A similar program has been running for a few years at the notorious Angola Prison in Louisiana. The results there have been nothing short of phenomenal. The program participants continue to live among the other inmates, but begin to act as good examples to the others. This has led to a marked decline in the level of violence in the prison.
State Sen. Dan Patrick, R-Houston, championed the program along with his colleague, John Whitmire, D-Houston, after the lawmakers visited Angola Prison last year to observe a similar program, which has been credited for a 70 percent reduction in violence at Angola since it started in 1995.
“We were both blown away,” Patrick said. “We were able to walk freely in that prison where almost everyone there is serving 50 years or more – major, major criminals. The first night we were there, we went to a gospel chapel service. It was just us. There were no guards. I don’t know that you could do that in a Texas prison.”

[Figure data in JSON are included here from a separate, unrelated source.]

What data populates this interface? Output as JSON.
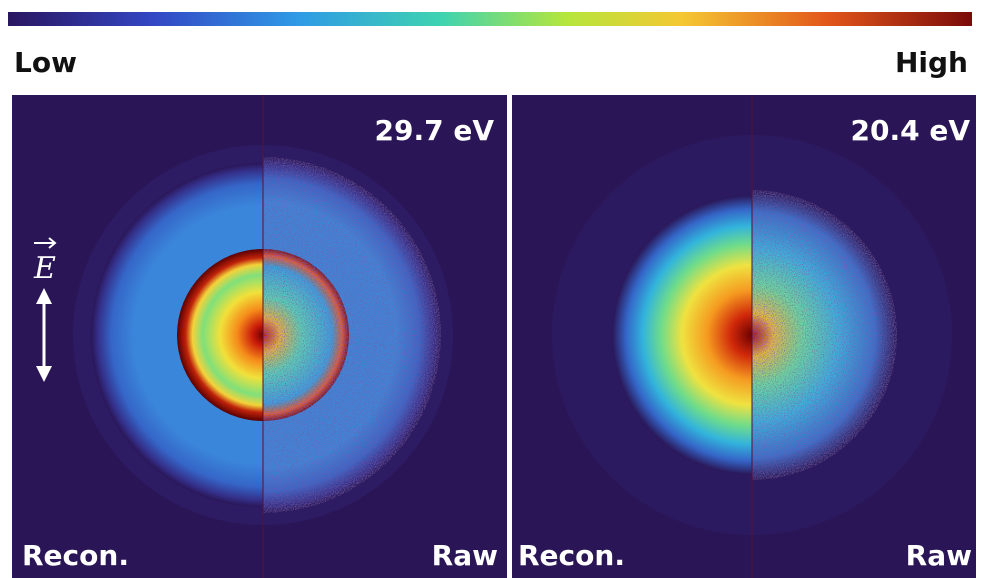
{
  "colorbar": {
    "low": "Low",
    "high": "High"
  },
  "panels": [
    {
      "energy": "29.7 eV",
      "left_label": "Recon.",
      "right_label": "Raw",
      "field_label": "E"
    },
    {
      "energy": "20.4 eV",
      "left_label": "Recon.",
      "right_label": "Raw"
    }
  ]
}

The ACLU has a bit of a problem with this, natch. Even though it is entirely voluntary and there is no requirement to proselytize to others or to convert to Christianity or any faith. Likewise the Americans United for Separation of Church and State.
“On the one hand I think we’re very encouraged that they’re providing programming for inmates,” said Dotty Griffith, public education director for Texas ACLU. “At the same time it does appear to be very sectarian in nature … I think it gives us some concerns about separation issues because it seems to exclude other faiths and it would exclude prisoners who might want to study a different denomination or a different religion altogether.”
No taxpayer funds used
The program appears to overstep the permissible bounds of religious chaplaincy programs in prisons, which are not supposed to proselytize, said Alex Luchenitser, senior litigation counsel for Americans United for Separation of Church and State.
Maybe they should stop and reflect for a bit on why there are so many people incarcerated and the root causes thereof.